Bachelor Kisses by Nick Earle
Very funny, very clever Aust novel with a medical bent.
The Battle for the North Island of NZ by Peter Maxwell
Covers the wars of the 1860s. Very readable and well researched. I liked the lot *except* for the bizarre attacks on "the Professor" (Belich) - a few too many bees in the old bonnet and too much time devoted to justifying their buzz. Still, amateur historians are some of my favourite people, and I LOVE this guy's passion.
Captain Cook by Vanessa Collingridge
Interesting life story of the Yorkshireman, with the author's great grandpappy thrown in to diferentiate it from a million other Cook books. I found a massive foli-sized book of grandpappy's maps later, after reading this, that brought out the nerd in me in SO many ways!
The Dark is Rising by Susan Cooper
Getting into this kiddie fiction gig. I read this as a kid too.

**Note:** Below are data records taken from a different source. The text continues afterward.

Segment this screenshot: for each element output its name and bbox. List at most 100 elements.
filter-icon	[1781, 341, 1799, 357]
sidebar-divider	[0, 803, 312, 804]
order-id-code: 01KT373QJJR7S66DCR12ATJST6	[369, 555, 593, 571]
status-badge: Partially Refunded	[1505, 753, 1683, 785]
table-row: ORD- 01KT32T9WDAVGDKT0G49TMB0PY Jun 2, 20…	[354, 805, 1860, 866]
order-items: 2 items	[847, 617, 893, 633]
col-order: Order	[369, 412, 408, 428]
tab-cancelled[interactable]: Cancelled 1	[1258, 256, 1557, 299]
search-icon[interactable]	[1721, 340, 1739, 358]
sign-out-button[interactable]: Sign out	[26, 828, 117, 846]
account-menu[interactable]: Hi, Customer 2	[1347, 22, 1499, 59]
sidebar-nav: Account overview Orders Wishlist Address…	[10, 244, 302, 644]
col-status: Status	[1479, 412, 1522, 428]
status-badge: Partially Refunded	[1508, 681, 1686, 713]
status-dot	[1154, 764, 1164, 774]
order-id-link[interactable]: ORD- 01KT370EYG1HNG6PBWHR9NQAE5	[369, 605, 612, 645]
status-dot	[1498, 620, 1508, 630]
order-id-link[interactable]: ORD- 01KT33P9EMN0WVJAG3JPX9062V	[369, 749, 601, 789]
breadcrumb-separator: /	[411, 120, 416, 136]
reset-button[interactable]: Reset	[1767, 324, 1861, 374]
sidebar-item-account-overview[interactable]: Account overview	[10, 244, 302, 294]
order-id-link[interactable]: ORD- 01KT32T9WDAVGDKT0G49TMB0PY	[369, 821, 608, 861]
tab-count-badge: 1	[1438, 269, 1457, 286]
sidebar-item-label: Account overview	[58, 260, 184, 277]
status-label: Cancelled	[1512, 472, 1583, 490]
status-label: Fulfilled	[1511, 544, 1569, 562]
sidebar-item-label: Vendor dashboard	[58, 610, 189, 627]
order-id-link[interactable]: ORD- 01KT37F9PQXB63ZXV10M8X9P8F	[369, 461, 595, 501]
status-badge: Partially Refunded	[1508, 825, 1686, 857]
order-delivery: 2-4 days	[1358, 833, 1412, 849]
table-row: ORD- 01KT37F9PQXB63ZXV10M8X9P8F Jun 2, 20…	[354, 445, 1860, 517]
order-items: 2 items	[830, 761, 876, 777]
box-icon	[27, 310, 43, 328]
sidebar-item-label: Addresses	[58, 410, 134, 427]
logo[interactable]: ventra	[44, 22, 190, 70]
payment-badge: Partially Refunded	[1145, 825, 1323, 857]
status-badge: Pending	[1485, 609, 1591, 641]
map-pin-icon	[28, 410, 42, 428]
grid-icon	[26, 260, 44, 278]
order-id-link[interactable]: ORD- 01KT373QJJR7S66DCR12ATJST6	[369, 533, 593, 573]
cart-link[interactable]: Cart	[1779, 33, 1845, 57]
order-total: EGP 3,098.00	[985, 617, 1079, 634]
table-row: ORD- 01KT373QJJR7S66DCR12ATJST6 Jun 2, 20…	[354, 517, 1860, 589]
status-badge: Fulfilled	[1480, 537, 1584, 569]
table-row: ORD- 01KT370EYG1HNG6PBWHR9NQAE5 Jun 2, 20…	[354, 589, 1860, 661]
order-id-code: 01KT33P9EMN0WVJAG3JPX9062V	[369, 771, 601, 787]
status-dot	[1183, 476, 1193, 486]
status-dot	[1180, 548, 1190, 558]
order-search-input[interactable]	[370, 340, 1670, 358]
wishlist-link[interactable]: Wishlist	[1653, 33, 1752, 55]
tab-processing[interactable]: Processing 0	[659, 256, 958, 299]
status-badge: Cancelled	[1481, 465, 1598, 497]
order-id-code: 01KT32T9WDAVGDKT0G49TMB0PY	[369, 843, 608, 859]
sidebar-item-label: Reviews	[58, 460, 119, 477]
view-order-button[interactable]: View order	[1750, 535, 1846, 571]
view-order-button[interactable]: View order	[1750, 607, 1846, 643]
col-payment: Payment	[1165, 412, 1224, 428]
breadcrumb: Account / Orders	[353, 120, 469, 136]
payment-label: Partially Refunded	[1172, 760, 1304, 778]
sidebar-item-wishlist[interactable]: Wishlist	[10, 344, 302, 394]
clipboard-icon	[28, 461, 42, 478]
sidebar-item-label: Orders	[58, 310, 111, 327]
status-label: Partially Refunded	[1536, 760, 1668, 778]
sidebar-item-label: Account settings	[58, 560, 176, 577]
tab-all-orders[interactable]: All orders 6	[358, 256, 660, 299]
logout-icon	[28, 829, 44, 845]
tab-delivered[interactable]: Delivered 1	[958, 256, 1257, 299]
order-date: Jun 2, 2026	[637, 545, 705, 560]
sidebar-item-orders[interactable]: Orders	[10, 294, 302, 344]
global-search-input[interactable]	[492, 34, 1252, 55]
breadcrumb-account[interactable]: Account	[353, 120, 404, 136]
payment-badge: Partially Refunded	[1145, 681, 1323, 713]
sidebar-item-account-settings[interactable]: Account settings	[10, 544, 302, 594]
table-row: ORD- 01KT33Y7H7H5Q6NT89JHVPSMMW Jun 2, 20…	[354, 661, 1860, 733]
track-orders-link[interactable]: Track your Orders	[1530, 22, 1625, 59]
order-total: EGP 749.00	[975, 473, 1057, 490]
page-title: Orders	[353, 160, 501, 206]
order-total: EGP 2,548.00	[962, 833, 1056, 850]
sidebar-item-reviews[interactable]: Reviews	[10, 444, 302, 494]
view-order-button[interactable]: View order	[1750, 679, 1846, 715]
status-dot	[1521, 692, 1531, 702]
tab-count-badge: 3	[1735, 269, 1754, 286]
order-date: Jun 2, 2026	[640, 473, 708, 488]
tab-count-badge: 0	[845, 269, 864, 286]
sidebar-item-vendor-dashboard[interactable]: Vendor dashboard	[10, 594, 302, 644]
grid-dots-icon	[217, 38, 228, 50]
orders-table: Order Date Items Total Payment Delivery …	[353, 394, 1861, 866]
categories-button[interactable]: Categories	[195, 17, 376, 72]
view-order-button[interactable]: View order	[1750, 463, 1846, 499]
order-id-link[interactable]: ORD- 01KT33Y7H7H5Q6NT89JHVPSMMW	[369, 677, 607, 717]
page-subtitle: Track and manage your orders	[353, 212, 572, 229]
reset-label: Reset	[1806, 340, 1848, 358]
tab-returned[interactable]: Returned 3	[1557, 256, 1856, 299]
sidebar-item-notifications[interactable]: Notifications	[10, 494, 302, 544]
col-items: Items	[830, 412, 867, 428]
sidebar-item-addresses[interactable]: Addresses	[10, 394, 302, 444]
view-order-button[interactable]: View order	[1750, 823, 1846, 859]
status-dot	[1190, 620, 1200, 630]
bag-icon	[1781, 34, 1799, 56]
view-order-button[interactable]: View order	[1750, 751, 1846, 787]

Wizard of Earthsea (I-IV) by Ursula LeGuin
Thought I'd give another kiddie fiction book a go. I read this as a kid meself and enjoyed it. Good the second time through too, though taking itself all a little too seriously. Book IV becomes hilariously feminist.
Harry V by JK Rowling
Still great. Good on ya JK.
Unknown Lands by Fran谩s Bellec
("Log Books of the Great Explorers") Large-format illustrated history of European exploration. Magnificent colour images and old maps tho' rather poorly written.

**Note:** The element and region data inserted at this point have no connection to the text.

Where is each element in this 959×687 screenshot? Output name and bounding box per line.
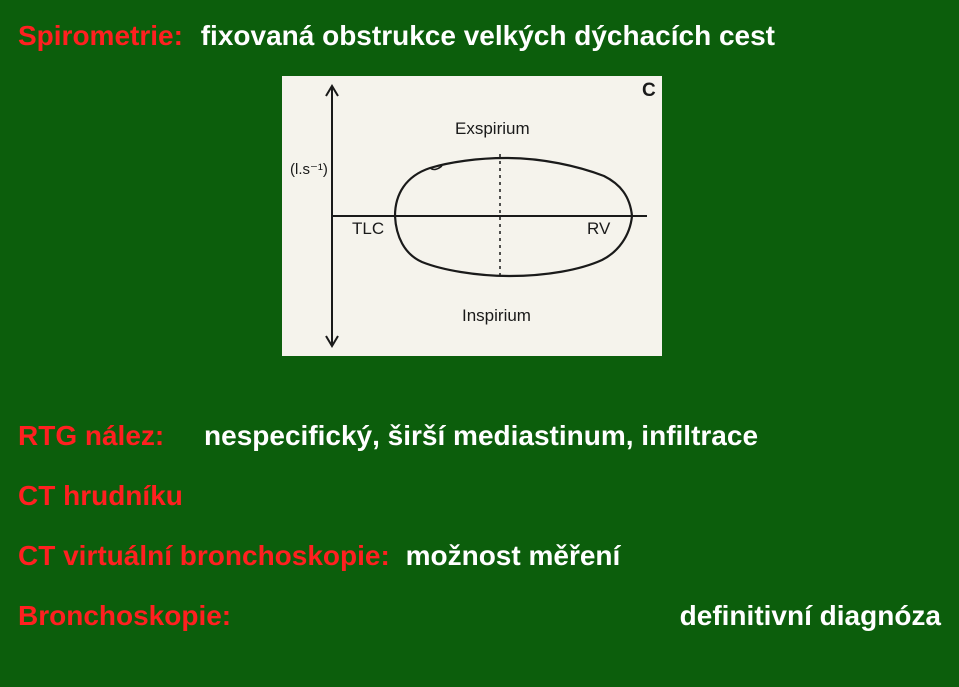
ct-virtualni-row: CT virtuální bronchoskopie: možnost měře… — [18, 540, 941, 572]
bronchoskopie-value: definitivní diagnóza — [680, 600, 941, 632]
bronchoskopie-row: Bronchoskopie: definitivní diagnóza — [18, 600, 941, 632]
title-label-red: Spirometrie: — [18, 20, 183, 51]
ct-hrudniku-row: CT hrudníku — [18, 480, 941, 512]
rv-label: RV — [587, 219, 611, 238]
exspirium-label: Exspirium — [455, 119, 530, 138]
rtg-row: RTG nález: nespecifický, širší mediastin… — [18, 420, 941, 452]
slide-title: Spirometrie: fixovaná obstrukce velkých … — [18, 20, 775, 52]
rtg-value: nespecifický, širší mediastinum, infiltr… — [204, 420, 758, 451]
ct-virtualni-value: možnost měření — [406, 540, 621, 571]
spirometry-diagram: (l.s⁻¹) C Exspirium TLC RV Inspirium — [282, 76, 662, 356]
tlc-label: TLC — [352, 219, 384, 238]
flow-volume-loop-svg: (l.s⁻¹) C Exspirium TLC RV Inspirium — [282, 76, 662, 356]
findings-list: RTG nález: nespecifický, širší mediastin… — [18, 420, 941, 660]
y-axis-label: (l.s⁻¹) — [290, 161, 328, 178]
inspirium-label: Inspirium — [462, 306, 531, 325]
corner-letter: C — [642, 80, 656, 101]
bronchoskopie-label: Bronchoskopie: — [18, 600, 231, 632]
ct-hrudniku-label: CT hrudníku — [18, 480, 183, 511]
ct-virtualni-label: CT virtuální bronchoskopie: — [18, 540, 390, 571]
title-label-white: fixovaná obstrukce velkých dýchacích ces… — [201, 20, 775, 51]
rtg-label: RTG nález: — [18, 420, 164, 451]
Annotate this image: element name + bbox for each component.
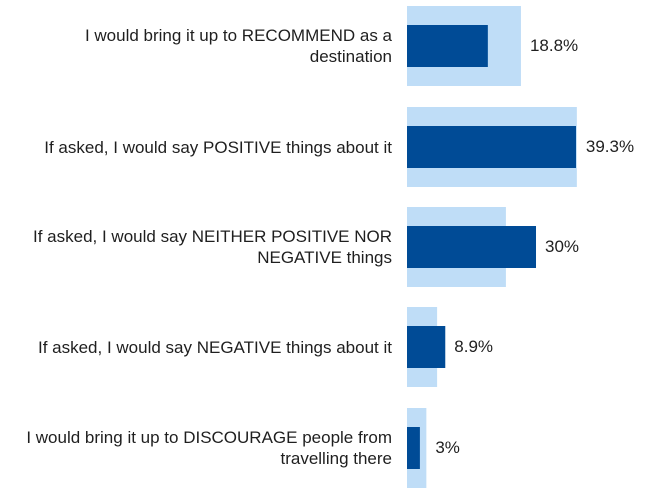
category-label-5: I would bring it up to DISCOURAGE people… bbox=[26, 428, 392, 468]
value-bar-5 bbox=[407, 427, 420, 469]
value-bar-4 bbox=[407, 326, 446, 368]
value-bar-3 bbox=[407, 226, 537, 268]
category-label-3: If asked, I would say NEITHER POSITIVE N… bbox=[33, 227, 392, 267]
value-bar-2 bbox=[407, 126, 576, 168]
value-label-4: 8.9% bbox=[454, 337, 494, 356]
value-label-2: 39.3% bbox=[585, 137, 635, 156]
category-label-2: If asked, I would say POSITIVE things ab… bbox=[44, 137, 392, 157]
value-bar-1 bbox=[407, 25, 488, 67]
value-label-5: 3% bbox=[435, 438, 460, 457]
value-label-1: 18.8% bbox=[529, 36, 579, 55]
category-label-4: If asked, I would say NEGATIVE things ab… bbox=[37, 337, 392, 357]
category-label-1: I would bring it up to RECOMMEND as a de… bbox=[84, 26, 392, 66]
value-label-3: 30% bbox=[545, 237, 580, 256]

In a Sunburned Country by Bill Bryson
Very clever writer. Very funny and, surprisingly, one of the better 'potted histories' of Australia I've read.
No Shitting in the Toilet by Peter Moore
Backpackers' humour. Funny stuff but could have been a third shorter.
Harry Potter III and IV by JK Rowling
Second time through.
Kidnapped by RLS
Many a mickle makes a muckle.
The Tournament by John Clarke
Very peculiar. (And makes one feel very poorly read.)
The Searchers by Alan Le May
You wouldn't get away with hanging poo on noble Amerindians like that these days.
Lime Bar by Matt Condon
Magnificent Sydneysider fiction with an healthy respect for the perfect G&T (and the man who serves it).
A Cook's Tour by Anthony Bourdain
Travel and food (and belligerance, and diatribes, and humour...).
Where's Waari edited by Witi Ihimaera
Great compilation - even the stories you don't enjoy tell part of the story.
The Power of One by Bryce Courtney
Surprisingly good for a rah-rah book.
Hitch-hikers' Guide by Douglas Adams
Nth time through. Still ace.
All the Weyrs of Pern by Anne McCaffrey
Ho hum. Brain to 'off'.
Dogside Story by Patricia Grace
A bit up and down - starts with a hiss and a roar, then struggles around halftime, but gripping by the end.